Knowing Bob and his story helped many of the Sisters in that daily call to conversion that we should all have. It is good to study about the spiritual life, but we must be fully engaged in it as well. Bob only found his true self when he died to the old, alcoholic, broken man he had become. We, too, are not our true selves if we are not living the life God is calling us to. Being a witness to his conversion reminds us of the glories that await us if we strive for sanctity. For if our life is short or long, what only matters is that we remain in His holy will. As St. Francis de Sales says, “Remember that the present day is given to you in order to gain the future day of eternity.”
Bob was given a lot of ‘extra’ time where he felt well compared to that day on which he arrived at Rosary Hill, but eventually his illness began to take hold. When he was close to death, Fr. Jacob says, “His wife and girls came, and with the Dominican Brothers,” [who were stationed at Rosary Hill for a time during their formation], “we did a Solemn Anointing of the Sick according to the Old Rite, in English, anointing the eyes, nose, ears, mouth, hands and feet…It was a holy death and the completion of all that the Lord was doing in him over the year.”

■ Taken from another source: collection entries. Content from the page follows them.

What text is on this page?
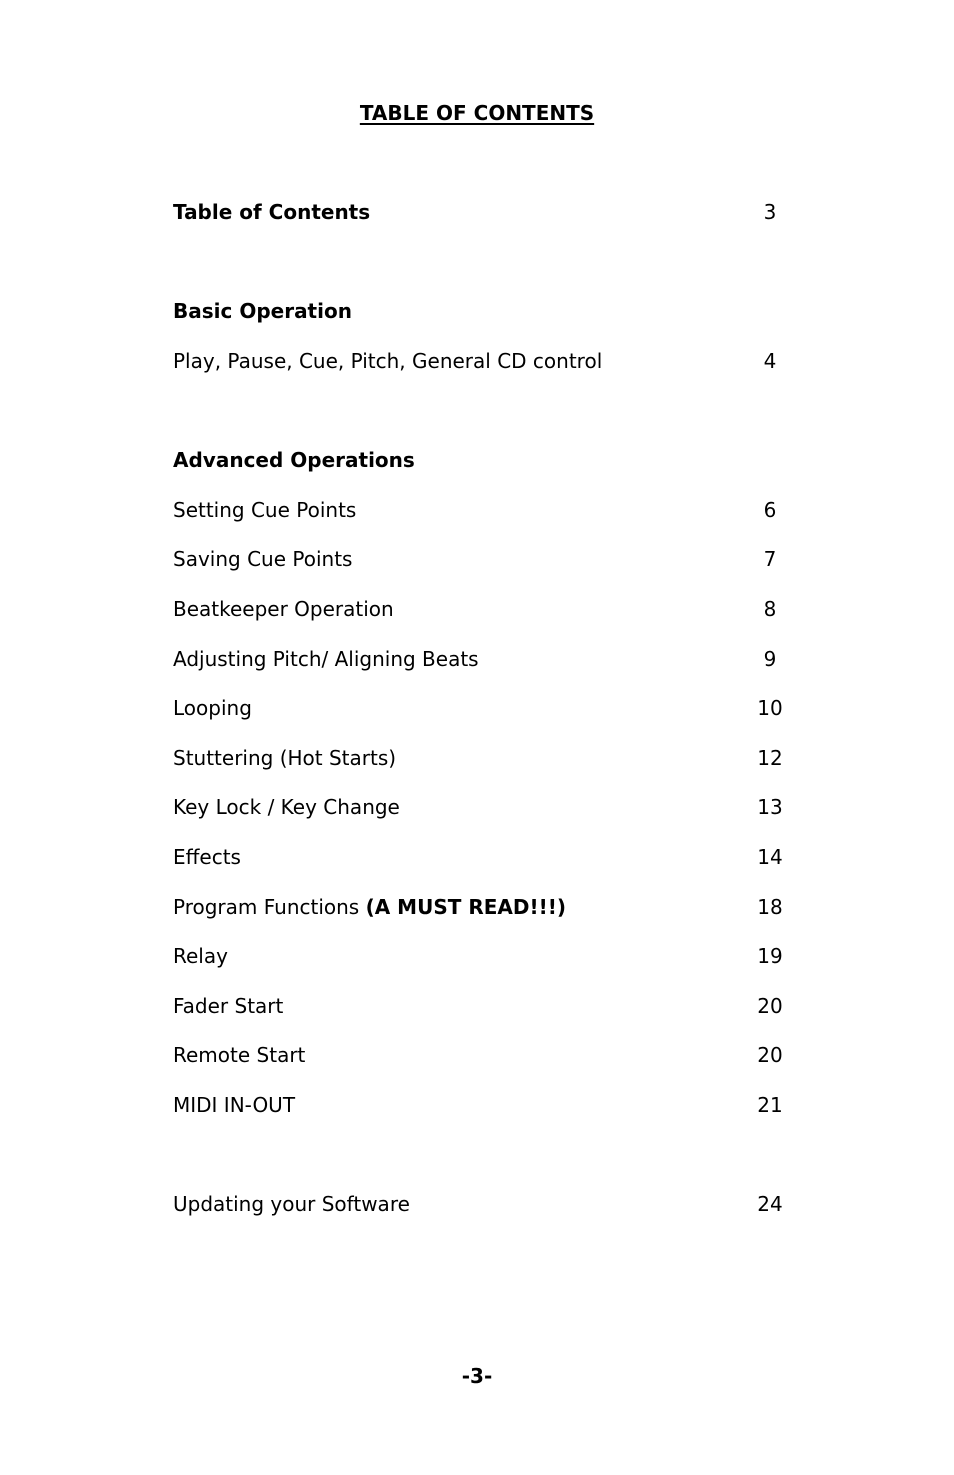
TABLE OF CONTENTS
Table of Contents	3
Basic Operation
Play, Pause, Cue, Pitch, General CD control	4
Advanced Operations
Setting Cue Points	6
Saving Cue Points	7
Beatkeeper Operation	8
Adjusting Pitch/ Aligning Beats	9
Looping	10
Stuttering (Hot Starts)	12
Key Lock / Key Change	13
Effects	14
Program Functions (A MUST READ!!!)	18
Relay	19
Fader Start	20
Remote Start	20
MIDI IN-OUT	21
Updating your Software	24
-3-
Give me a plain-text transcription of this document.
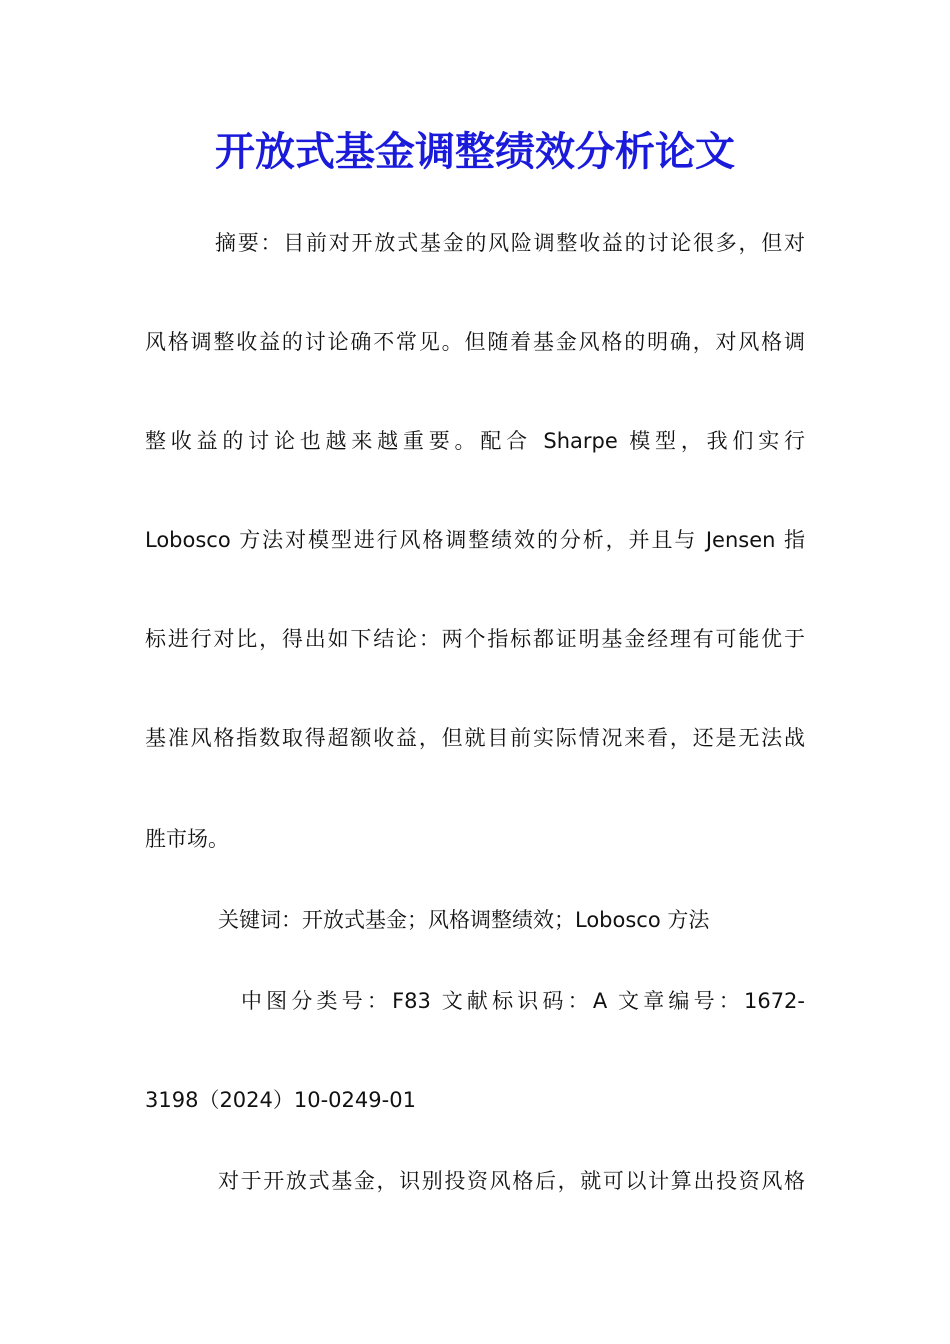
开放式基金调整绩效分析论文

摘要：目前对开放式基金的风险调整收益的讨论很多，但对

风格调整收益的讨论确不常见。但随着基金风格的明确，对风格调

整收益的讨论也越来越重要。配合 Sharpe 模型，我们实行

Lobosco 方法对模型进行风格调整绩效的分析，并且与 Jensen 指

标进行对比，得出如下结论：两个指标都证明基金经理有可能优于

基准风格指数取得超额收益，但就目前实际情况来看，还是无法战

胜市场。

关键词：开放式基金；风格调整绩效；Lobosco 方法

中图分类号：F83 文献标识码：A 文章编号：1672-

3198（2024）10-0249-01

对于开放式基金，识别投资风格后，就可以计算出投资风格
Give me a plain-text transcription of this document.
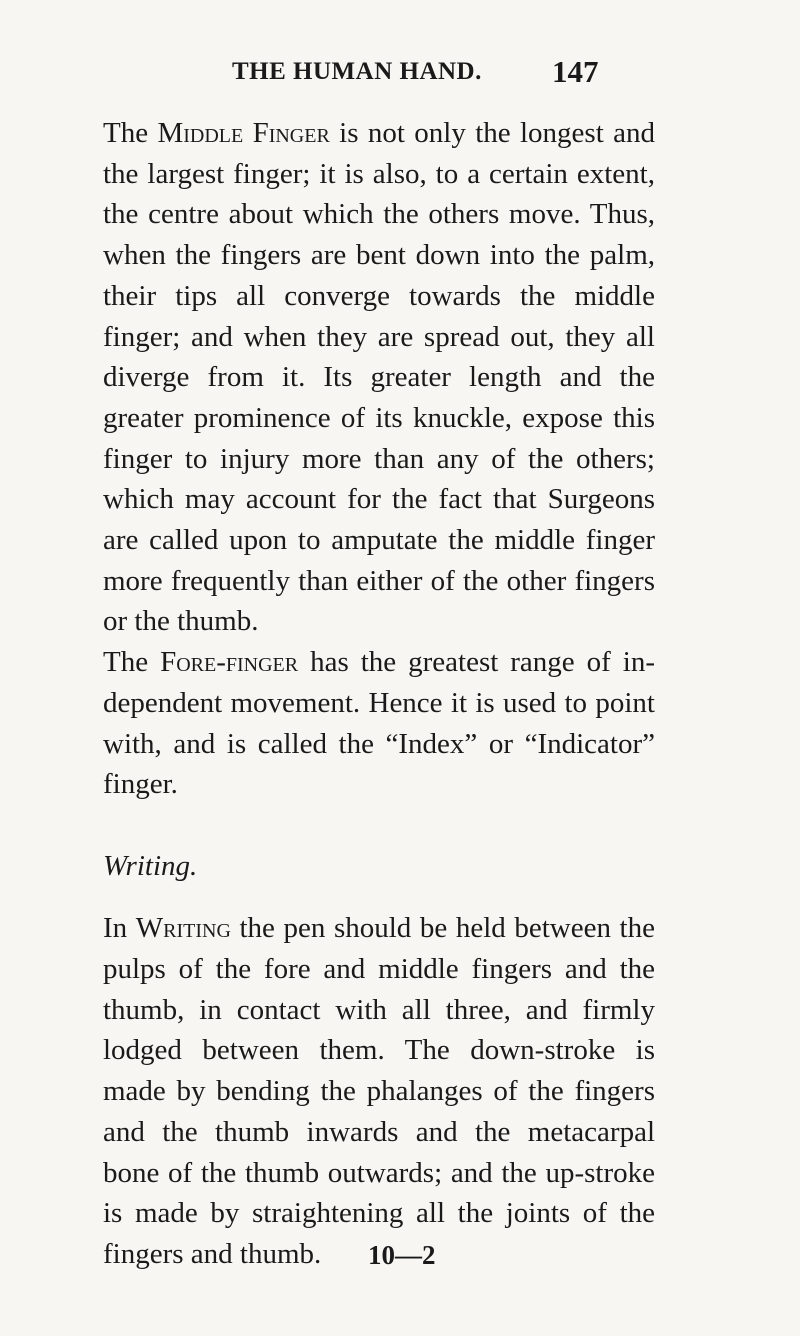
THE HUMAN HAND. 147

The Middle Finger is not only the longest and the largest finger; it is also, to a certain extent, the centre about which the others move. Thus, when the fingers are bent down into the palm, their tips all converge towards the middle finger; and when they are spread out, they all diverge from it. Its greater length and the greater prominence of its knuckle, expose this finger to injury more than any of the others; which may account for the fact that Surgeons are called upon to amputate the middle finger more frequently than either of the other fingers or the thumb.

The Fore-finger has the greatest range of independent movement. Hence it is used to point with, and is called the “Index” or “Indicator” finger.

Writing.

In Writing the pen should be held between the pulps of the fore and middle fingers and the thumb, in contact with all three, and firmly lodged between them. The down-stroke is made by bending the phalanges of the fingers and the thumb inwards and the metacarpal bone of the thumb outwards; and the up-stroke is made by straightening all the joints of the fingers and thumb.	10—2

Bob would have agreed with Father as is shown in some words he wrote about his conversion: “I came to believe that maybe my life was worth living…Unlike my past attempts to change my life, this one was not out of fear or desperation. This was for love, love like I have never known before…The road was not one, but Three leading to One Love, One Truth: One Infinite beyond any part of my imagination…And now I can feel the pain and hurt and overcome the uncomfortable moments that are part of life. But, so much more, I can feel joy and love. The love from those that tried to love the unlovable me: and I the unlovable can love back…I love today.”